LUNAPARK
1994
136 X 190 cm (53'' X 74'')
Oil and acrylic on wood, gloss varnish.

| A turtle has spotted the beholder and stops eating the red flowers for a while. In the background there is an observatory surrounded by different stones shaped like the platonic bodies; dodecahedrons, icosahedrons,etc
When I decided to make this painting I had walked around with the image of a turtle in my mind for a while. It seemed to be stuck there until I painted it. One night after a day I've spent painting this painting I dreamed that I was sitting in a park quite like the one on the painting. My field of vision was locked so I could only look down into a wooden box full of earth. I could see the rest of the park in the periphery. Toys lay spread in the box as if children had played quite roughly there. Over and over again a hand held up small papernotes in front of my face.
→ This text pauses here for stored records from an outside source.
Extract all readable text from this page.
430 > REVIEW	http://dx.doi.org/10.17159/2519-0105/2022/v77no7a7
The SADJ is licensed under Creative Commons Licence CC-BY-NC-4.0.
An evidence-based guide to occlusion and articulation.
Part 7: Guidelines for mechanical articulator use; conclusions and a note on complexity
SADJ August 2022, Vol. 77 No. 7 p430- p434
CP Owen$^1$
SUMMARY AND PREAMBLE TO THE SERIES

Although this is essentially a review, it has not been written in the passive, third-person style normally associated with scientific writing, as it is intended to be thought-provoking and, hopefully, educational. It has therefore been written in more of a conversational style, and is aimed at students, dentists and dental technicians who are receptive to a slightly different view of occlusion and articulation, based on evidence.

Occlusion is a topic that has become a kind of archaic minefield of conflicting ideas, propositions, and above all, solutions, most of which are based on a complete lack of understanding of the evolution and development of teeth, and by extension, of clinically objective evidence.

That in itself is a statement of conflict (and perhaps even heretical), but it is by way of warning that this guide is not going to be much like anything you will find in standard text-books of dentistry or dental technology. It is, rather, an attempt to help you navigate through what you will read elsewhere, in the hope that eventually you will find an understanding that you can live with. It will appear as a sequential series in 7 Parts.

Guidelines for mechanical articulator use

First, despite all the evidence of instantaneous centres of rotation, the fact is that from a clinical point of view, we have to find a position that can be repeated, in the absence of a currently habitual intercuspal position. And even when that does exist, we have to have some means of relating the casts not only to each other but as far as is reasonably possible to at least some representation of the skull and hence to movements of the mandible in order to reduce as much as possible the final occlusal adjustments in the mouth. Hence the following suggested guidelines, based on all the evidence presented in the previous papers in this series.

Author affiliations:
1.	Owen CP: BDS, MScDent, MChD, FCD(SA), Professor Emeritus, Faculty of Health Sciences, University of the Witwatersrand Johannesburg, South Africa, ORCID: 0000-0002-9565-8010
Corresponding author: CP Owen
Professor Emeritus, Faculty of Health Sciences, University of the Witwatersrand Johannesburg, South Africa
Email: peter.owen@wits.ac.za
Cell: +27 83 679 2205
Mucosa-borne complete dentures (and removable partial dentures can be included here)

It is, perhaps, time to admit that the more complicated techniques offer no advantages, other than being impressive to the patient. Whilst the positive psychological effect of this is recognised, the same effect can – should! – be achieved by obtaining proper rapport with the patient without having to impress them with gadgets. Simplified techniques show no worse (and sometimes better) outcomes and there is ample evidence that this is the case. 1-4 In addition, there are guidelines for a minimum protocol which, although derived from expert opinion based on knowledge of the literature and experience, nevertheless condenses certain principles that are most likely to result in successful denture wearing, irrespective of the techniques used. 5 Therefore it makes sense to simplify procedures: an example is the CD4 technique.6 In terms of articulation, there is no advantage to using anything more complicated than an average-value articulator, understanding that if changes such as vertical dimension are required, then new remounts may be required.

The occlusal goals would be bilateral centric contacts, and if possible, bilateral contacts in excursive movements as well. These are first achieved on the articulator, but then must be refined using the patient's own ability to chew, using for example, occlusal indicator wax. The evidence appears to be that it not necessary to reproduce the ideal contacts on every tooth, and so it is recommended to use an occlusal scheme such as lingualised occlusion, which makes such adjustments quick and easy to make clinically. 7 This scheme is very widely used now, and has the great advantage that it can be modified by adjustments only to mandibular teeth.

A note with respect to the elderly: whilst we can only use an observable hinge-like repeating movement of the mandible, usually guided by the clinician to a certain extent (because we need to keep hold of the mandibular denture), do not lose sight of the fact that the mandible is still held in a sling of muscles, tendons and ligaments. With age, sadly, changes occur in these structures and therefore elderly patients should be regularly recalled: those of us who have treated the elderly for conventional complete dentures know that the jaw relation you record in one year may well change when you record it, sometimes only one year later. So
On all notes the word "AVATAR" was written in purple. This became so tedious that I awoke and took a note of the word, which I at that time never had heard of before.Later when I was reading about Indian mythology I got to know that "avatar" is Sanskrit for "descended" and that this is what the incarnations of the Hindu's highest god, Vishnu, is called. In his second incarnation, Vishnu was a turtle named Kurma (creation). I believe that the wooden box was a symbol of the Earth and that the turtle was of secondary importance. The observatory is a symbol of the consciousness examining the outside world.
If I am an Avatara? I don't know. This may all just be a computer-game and we all may just be one or another sprite giggling around here, thrown out, tied to hands and feet, imagining we are having a jolly good time anyway.